Он ждал потом мать на углу, десятилетний, с сухо распухшими от рева губами и глазами, когда она — шесть часов вечера, а потом семь… — все не шла после занятий из своего мелиоративного техникума, и вот наконец показалась на углу со стопками тетрадей в авоське и в руках.
«Мы не возьмем у него алиментов, мы ведь не возьмем!…»
Она без выражения сказала:
«…В магазин сходи. Сдачу пересчитаешь два раза…» — Перечислила, что купить: крупы, масла, соли.
Сережка знал из разговоров в очередях и на улице, что детей нигде не обманывают. И еще — неизвестно откуда, из чувства не вспугнутого пока доверия и добра — знал, что, наверное, и никого не обсчитывают, а только сбиваются второпях. Ведь вон же как много народу в их «жданчике» у пухлой, белой-белой продавщицы Ани, с густо накрашенными, в крупинках нерастертой помады губами — так что губы у нее слипались отвечать на вопросы покупателей и улыбаться… И понятно же — как ей некогда: даже больше, наверное, чем матери, которая, хоть и опаздывает в техникум, но все-таки всегда поводит по накрашенным губам мизинцем, а потом ототрет его платком. И Сергей обиделся за Аню. Но поразило его — как кромешная и неотступная беда, — что мать не ответила ему, насквозь несчастному, с прыгающими губами Сережику, и, значит, они будут брать эти деньги!

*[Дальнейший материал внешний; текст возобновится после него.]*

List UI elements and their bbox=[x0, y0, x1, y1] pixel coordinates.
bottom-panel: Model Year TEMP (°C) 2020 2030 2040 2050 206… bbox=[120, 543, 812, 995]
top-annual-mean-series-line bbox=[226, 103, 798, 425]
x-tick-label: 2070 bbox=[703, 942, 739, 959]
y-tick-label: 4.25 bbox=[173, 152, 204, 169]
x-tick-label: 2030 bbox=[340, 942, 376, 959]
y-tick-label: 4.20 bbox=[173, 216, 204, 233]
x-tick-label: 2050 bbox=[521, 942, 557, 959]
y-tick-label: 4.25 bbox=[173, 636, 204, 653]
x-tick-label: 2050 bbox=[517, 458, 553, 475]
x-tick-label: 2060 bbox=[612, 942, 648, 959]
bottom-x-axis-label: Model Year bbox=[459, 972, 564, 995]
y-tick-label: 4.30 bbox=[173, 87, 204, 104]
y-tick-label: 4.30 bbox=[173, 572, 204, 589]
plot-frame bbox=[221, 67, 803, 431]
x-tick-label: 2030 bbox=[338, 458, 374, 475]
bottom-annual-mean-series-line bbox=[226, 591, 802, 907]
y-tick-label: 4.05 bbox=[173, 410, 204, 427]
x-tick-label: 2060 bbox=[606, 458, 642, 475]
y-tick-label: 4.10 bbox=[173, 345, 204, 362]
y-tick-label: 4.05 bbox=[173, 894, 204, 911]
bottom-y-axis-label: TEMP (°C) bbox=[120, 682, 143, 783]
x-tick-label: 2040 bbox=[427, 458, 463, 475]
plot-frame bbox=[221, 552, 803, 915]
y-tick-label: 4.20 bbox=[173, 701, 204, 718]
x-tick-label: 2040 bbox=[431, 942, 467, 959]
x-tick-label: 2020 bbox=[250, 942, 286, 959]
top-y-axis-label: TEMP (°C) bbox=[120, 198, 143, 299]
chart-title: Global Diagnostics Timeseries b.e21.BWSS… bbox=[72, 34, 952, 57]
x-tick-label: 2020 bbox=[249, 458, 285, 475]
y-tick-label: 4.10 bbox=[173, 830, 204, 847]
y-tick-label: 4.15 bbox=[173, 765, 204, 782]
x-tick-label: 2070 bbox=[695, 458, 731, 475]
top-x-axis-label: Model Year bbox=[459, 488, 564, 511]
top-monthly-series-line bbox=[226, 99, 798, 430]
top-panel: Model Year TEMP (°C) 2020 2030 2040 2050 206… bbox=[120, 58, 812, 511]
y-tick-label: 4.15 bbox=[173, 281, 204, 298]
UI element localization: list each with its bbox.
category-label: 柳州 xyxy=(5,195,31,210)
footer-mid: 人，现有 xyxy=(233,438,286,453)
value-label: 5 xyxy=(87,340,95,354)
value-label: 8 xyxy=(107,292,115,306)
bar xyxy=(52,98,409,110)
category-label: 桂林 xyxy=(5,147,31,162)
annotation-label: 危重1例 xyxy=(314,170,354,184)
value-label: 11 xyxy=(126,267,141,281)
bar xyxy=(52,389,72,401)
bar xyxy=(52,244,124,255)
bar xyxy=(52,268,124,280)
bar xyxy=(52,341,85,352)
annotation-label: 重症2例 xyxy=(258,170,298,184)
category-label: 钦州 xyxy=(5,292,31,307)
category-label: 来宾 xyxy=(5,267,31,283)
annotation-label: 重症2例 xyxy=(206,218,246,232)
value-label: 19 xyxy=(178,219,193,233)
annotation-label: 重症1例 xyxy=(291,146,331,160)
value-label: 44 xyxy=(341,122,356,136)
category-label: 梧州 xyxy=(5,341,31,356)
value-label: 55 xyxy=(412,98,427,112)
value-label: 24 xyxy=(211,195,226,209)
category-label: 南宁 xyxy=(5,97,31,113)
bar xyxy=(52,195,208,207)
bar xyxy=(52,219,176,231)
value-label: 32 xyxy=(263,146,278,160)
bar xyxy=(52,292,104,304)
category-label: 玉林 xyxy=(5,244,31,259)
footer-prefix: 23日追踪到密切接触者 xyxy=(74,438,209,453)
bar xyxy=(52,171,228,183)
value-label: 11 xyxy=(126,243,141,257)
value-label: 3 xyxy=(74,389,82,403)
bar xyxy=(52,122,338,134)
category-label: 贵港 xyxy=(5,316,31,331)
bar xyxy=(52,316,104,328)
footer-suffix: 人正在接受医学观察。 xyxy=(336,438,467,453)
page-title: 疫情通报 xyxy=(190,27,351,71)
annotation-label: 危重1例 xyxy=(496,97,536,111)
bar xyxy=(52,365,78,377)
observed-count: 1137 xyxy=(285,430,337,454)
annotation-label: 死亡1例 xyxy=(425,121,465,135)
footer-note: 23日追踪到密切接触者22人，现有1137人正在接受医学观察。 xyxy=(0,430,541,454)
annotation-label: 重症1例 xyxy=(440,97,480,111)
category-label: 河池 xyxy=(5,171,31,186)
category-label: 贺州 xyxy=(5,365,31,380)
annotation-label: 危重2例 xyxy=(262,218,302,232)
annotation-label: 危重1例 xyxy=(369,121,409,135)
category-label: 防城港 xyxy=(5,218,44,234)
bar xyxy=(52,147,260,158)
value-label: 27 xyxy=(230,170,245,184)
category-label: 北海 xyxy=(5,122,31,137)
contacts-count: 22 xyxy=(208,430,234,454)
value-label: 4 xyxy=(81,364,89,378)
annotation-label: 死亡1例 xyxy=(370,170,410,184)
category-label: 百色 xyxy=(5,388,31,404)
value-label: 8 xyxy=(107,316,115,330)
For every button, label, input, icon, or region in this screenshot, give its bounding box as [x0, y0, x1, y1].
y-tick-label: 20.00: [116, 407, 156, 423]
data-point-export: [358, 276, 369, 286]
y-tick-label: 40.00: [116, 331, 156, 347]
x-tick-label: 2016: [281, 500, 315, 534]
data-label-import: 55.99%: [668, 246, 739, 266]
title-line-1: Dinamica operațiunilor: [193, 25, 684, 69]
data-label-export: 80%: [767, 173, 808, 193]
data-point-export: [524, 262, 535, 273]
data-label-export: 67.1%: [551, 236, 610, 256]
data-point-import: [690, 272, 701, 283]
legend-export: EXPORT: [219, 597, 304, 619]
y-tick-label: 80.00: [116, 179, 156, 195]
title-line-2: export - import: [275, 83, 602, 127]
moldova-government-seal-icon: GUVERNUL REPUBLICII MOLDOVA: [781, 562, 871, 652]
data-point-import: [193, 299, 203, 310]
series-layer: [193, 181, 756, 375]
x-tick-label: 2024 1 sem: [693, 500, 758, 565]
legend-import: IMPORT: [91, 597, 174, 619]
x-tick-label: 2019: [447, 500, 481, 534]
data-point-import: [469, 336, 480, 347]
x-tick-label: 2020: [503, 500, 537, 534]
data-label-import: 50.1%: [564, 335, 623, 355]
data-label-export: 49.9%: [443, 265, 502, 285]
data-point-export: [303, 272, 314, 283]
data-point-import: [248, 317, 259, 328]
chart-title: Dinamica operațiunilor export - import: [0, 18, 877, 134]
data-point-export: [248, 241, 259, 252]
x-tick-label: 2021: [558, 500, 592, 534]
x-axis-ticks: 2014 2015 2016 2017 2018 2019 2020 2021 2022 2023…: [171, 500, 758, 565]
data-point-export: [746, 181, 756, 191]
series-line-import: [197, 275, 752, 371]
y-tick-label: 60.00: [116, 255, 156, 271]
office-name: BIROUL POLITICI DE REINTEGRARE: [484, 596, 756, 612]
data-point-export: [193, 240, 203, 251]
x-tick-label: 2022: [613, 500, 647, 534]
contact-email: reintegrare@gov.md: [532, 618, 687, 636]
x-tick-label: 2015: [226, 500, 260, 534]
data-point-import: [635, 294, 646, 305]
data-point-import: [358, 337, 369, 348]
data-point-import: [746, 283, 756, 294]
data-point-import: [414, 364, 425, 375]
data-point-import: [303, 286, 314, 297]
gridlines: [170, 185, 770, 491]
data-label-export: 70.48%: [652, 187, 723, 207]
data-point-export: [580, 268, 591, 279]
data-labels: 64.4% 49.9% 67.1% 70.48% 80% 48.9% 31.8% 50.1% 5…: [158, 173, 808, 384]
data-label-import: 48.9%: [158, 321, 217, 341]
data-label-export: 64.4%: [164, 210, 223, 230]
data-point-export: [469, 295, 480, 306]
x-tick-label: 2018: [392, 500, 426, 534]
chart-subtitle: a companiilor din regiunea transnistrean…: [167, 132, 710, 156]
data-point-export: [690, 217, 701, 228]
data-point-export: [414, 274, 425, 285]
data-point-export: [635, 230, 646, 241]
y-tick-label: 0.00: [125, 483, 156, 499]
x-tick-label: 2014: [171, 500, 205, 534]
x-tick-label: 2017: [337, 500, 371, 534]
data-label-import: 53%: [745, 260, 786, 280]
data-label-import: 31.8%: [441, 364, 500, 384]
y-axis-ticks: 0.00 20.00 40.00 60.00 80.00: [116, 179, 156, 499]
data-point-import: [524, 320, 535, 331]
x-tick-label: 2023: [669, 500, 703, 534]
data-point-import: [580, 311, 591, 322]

Он бежал в магазин мимо заборов и окон с каким-то жгучим чувством родства и их общей, не искупимой теперь ничем обиженности и оскорбленности — его и кровавогубой пышной продавщицы, и знал, что если б это узнала она, то отвесила б ему всех конфет, или нет, отсыпала бы их ему за пазуху без весу и без денег: потому что ей и ему — им неважны деньги!.. Пухлая Аня не заметила ничего и взвесила ему крупу скоро-небрежно и сунула сдачу — липкими рублевками и мелочью, а могла бы одним целым трояком, чтобы ему не зажимать их в кулаке, а сунуть под пилотку.
…Он узнал сегодня от Полины, что мать тогда действительно надолго отказалась от отцовых денег. И наверное, сказала ему потом об этом и приласкала Сережика после магазина. Хоть он и не помнит этого сейчас, а помнит улицу…
Наверное, она успокоила Сережу, сказала, что вот и она сама так решила, и проживут они. И купят ему велосипед! Емцов помнит, что вскоре после этого у него появился новенький никелевый ЗИФ, тяжеловатый для него тогда, купленный навырост. Сережа путался в педалях и то и дело заезжал колесом в штакетник ограды или в стеколки на дороге, и мать хмурилась и вела ЗИФ через дом, к соседу Никонову. Он клеил камеры, и выправлял спицы, и дотошно расспрашивал мать: как учится в их техникуме его старший, Игорёха. Но Игорь Никонов учился хорошо, получал стипендию, и это вроде бы не слишком обязывало мать.
Должно быть, она совершенно успокоила его тогда. Но память сохранила боль и страх их отчуждения в том разговоре на улице, а то, что она сейчас удержала бы прежде всего — ласку, и жалость, и понимание, оказалось, их общей беды, — упустила…
Кто знает, почему это так. Возможно, в человеке смалу заложено сознание светлого — как нормы, как единственно должного, которое к чему особо и замечать. И самая ранняя память удерживает исключения… Какую-нибудь в слезном ужасе разбитую чашку. Валенки в оттепель. В углу отстоять ни за что… Или понять вдруг, что взрослые обманывают! Это потом память становится ровнее и грустно-справедливее. Взрослеет до понимания условий и обстоятельств и устает до терпеливой забывчивости на главное и цепкости к мелочам. Но, возможно, такой она станет снова когда-то, когда человечество дорастет до детства…
Да, так, конечно, все и было, когда Сережка вернулся из «жданчика». Сейчас он ясно видит это, как если бы все происходило вчера и можно еще что-то изменить и исправить… Но ведь не только же в том разговоре на углу дело. И почему же тогда у них началась эта тягостная житейская муть и подступала порой почти дуэльная ясность противостояния?
Дальше он видит себя лет двенадцати, голенастым шестиклассником в коротком пиджачке и седоватых школьных с морщинистыми пузырями на коленях брюках. А мать — ей что-нибудь тридцать восемь, она кудрявая, с усталыми натеками век, но красивая. Ей говорят у колонки: «Тьфу, тьфу. Цветете, Ниночка! Да и чего ж! Сын вон ухоженный, жених уже». Это было верно, но колко — что «жених»… Но говорилось женщинами, в общем, без задней мысли, а так, что вот радость все ж таки, от нее тоже вроде цвесть можно. Удивлялись на улице, что Емцова одна.